Think “Blade Runner” or “The Matrix,” set up by a Bollywood production company and recast and reshot by John Woo. It’s not just the tiny rooms and dim halls and perpetual damp and the wires and phone lines running up and down and across every vertical surface, there is also a sense of displacement and a vague anxiety that wash over you as you thread your way between Pakistani businessmen carrying bulging suitcases stuffed with pirated video CDs and a trio of over-made up, platinum blonde Russian working girls squeezed into impossibly tight red and black leather cat suits. Here are the turbaned and beaded and mustachioed masses, displaying everything that is glorious and terrifying about a truly multi-ethnic world. The cliques of barrel-chested Nigerians hanging out beside the traffic-jammed road, the gangly Bangladeshi touts on the stairs, the Chinese hookers by the money changing queues talking on cell phones, it is exhilarating and confusing all at once. Yes, you discover, we can all get along. But it will take every ounce of respect, patience and grace we have to do it.
There actually was a movie set here, 1994’s “Chung King Express,” directed by Wong Kar Wai, an anthology about Indian drug smugglers, Chinese cops and short-order cooks. “The place was always a mystery to me,” says Kar Wai, who grew up in the Tsim Sha Tsui area of Kowloon, in the shadow of the Mansion. “The people living in and living on it seemed very different from those I encountered. You can’t help but have fantasies about what was actually happening inside.
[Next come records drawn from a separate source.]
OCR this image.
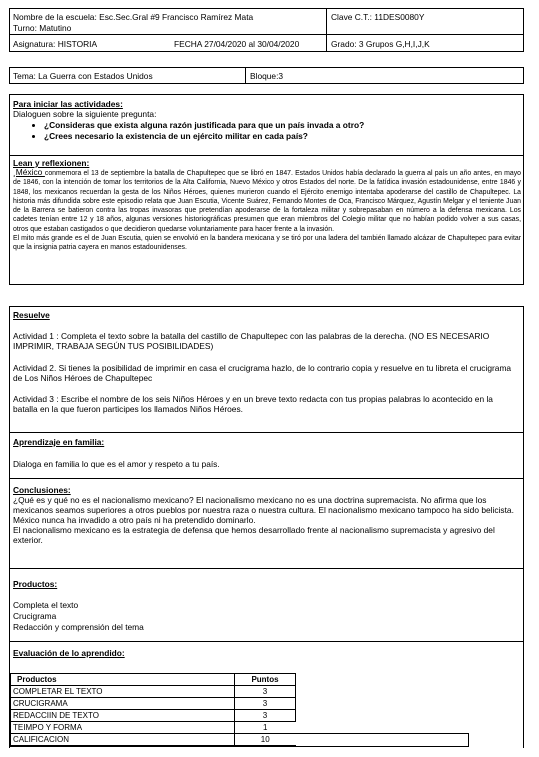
Nombre de la escuela: Esc.Sec.Gral #9 Francisco Ramírez Mata
Turno: Matutino
Clave C.T.: 11DES0080Y
Asignatura: HISTORIA	FECHA 27/04/2020 al 30/04/2020	Grado: 3 Grupos G,H,I,J,K
Tema: La Guerra con Estados Unidos	Bloque:3
Para iniciar las actividades:
Dialoguen sobre la siguiente pregunta:
• ¿Consideras que exista alguna razón justificada para que un país invada a otro?
• ¿Crees necesario la existencia de un ejército militar en cada país?
Lean y reflexionen:
¸México conmemora el 13 de septiembre la batalla de Chapultepec que se libró en 1847. Estados Unidos había declarado la guerra al país un año antes, en mayo de 1846, con la intención de tomar los territorios de la Alta California, Nuevo México y otros Estados del norte. De la fatídica invasión estadounidense, entre 1846 y 1848, los mexicanos recuerdan la gesta de los Niños Héroes, quienes murieron cuando el Ejército enemigo intentaba apoderarse del castillo de Chapultepec. La historia más difundida sobre este episodio relata que Juan Escutia, Vicente Suárez, Fernando Montes de Oca, Francisco Márquez, Agustín Melgar y el teniente Juan de la Barrera se batieron contra las tropas invasoras que pretendían apoderarse de la fortaleza militar y sobrepasaban en número a la defensa mexicana. Los cadetes tenían entre 12 y 18 años, algunas versiones historiográficas presumen que eran miembros del Colegio militar que no habían podido volver a sus casas, otros que estaban castigados o que decidieron quedarse voluntariamente para hacer frente a la invasión.
El mito más grande es el de Juan Escutia, quien se envolvió en la bandera mexicana y se tiró por una ladera del también llamado alcázar de Chapultepec para evitar que la insignia patria cayera en manos estadounidenses.
Resuelve
Actividad 1 : Completa el texto sobre la batalla del castillo de Chapultepec con las palabras de la derecha. (NO ES NECESARIO IMPRIMIR, TRABAJA SEGÚN TUS POSIBILIDADES)
Actividad 2. Si tienes la posibilidad de imprimir en casa el crucigrama hazlo, de lo contrario copia y resuelve en tu libreta el crucigrama de Los Niños Héroes de Chapultepec
Actividad 3 : Escribe el nombre de los seis Niños Héroes y en un breve texto redacta con tus propias palabras lo acontecido en la batalla en la que fueron participes los llamados Niños Héroes.
Aprendizaje en familia:
Dialoga en familia lo que es el amor y respeto a tu país.
Conclusiones:
¿Qué es y qué no es el nacionalismo mexicano? El nacionalismo mexicano no es una doctrina supremacista. No afirma que los mexicanos seamos superiores a otros pueblos por nuestra raza o nuestra cultura. El nacionalismo mexicano tampoco ha sido belicista. México nunca ha invadido a otro país ni ha pretendido dominarlo.
El nacionalismo mexicano es la estrategia de defensa que hemos desarrollado frente al nacionalismo supremacista y agresivo del exterior.
Productos:
Completa el texto
Crucigrama
Redacción y comprensión del tema
Evaluación de lo aprendido:
Productos	Puntos
COMPLETAR EL TEXTO	3
CRUCIGRAMA	3
REDACCIIN DE TEXTO	3
TEIMPO Y FORMA	1
CALIFICACION	10
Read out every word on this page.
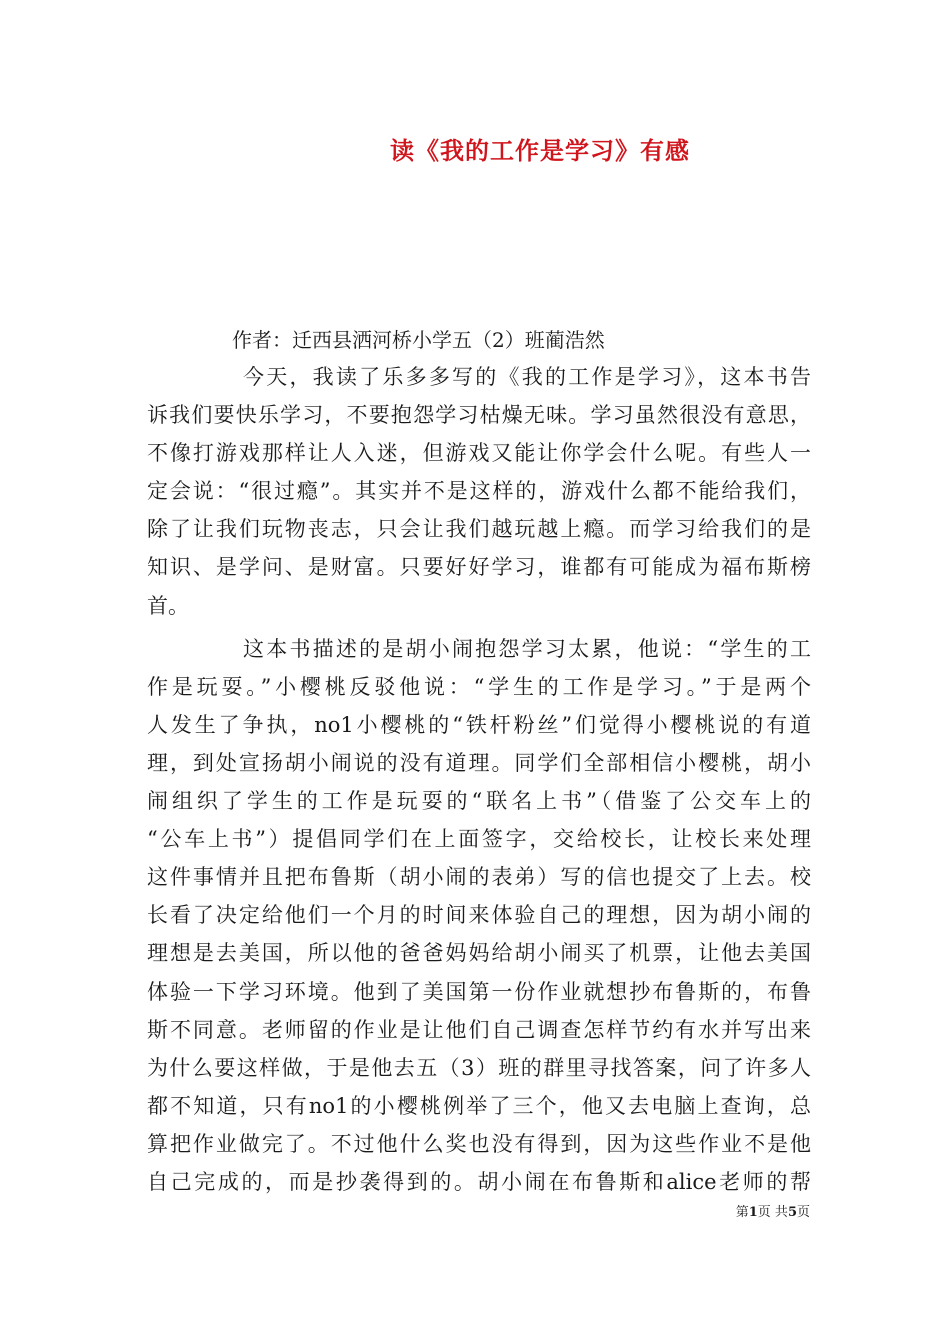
读《我的工作是学习》有感
作者：迁西县洒河桥小学五（2）班蔺浩然
今天，我读了乐多多写的《我的工作是学习》，这本书告
诉我们要快乐学习，不要抱怨学习枯燥无味。学习虽然很没有意思，
不像打游戏那样让人入迷，但游戏又能让你学会什么呢。有些人一
定会说：“很过瘾”。其实并不是这样的，游戏什么都不能给我们，
除了让我们玩物丧志，只会让我们越玩越上瘾。而学习给我们的是
知识、是学问、是财富。只要好好学习，谁都有可能成为福布斯榜
首。
这本书描述的是胡小闹抱怨学习太累，他说：“学生的工
作是玩耍。”小樱桃反驳他说：“学生的工作是学习。”于是两个
人发生了争执，no1小樱桃的“铁杆粉丝”们觉得小樱桃说的有道
理，到处宣扬胡小闹说的没有道理。同学们全部相信小樱桃，胡小
闹组织了学生的工作是玩耍的“联名上书”（借鉴了公交车上的
“公车上书”）提倡同学们在上面签字，交给校长，让校长来处理
这件事情并且把布鲁斯（胡小闹的表弟）写的信也提交了上去。校
长看了决定给他们一个月的时间来体验自己的理想，因为胡小闹的
理想是去美国，所以他的爸爸妈妈给胡小闹买了机票，让他去美国
体验一下学习环境。他到了美国第一份作业就想抄布鲁斯的，布鲁
斯不同意。老师留的作业是让他们自己调查怎样节约有水并写出来
为什么要这样做，于是他去五（3）班的群里寻找答案，问了许多人
都不知道，只有no1的小樱桃例举了三个，他又去电脑上查询，总
算把作业做完了。不过他什么奖也没有得到，因为这些作业不是他
自己完成的，而是抄袭得到的。胡小闹在布鲁斯和alice老师的帮
第1页 共5页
Of course, as a child, I was prohibited by my parents from visiting the place.”
No one seems to remember the building’s architect, and the Hong Kong Land Development Corporation has no record of the original design. Perhaps the architect would prefer to remain anonymous, for among the structure’s foibles is that all public space, and plenty of private apartments as well, receive no natural lighting. According to Valerie Portefaix, a Hong Kong architect and co-author of Mapping Hong Kong, it would be geometrically impossible to create a darker building. Day and night blur within the Mansion; neon streetlights serve as stark illumination for the dim halls and stairwells.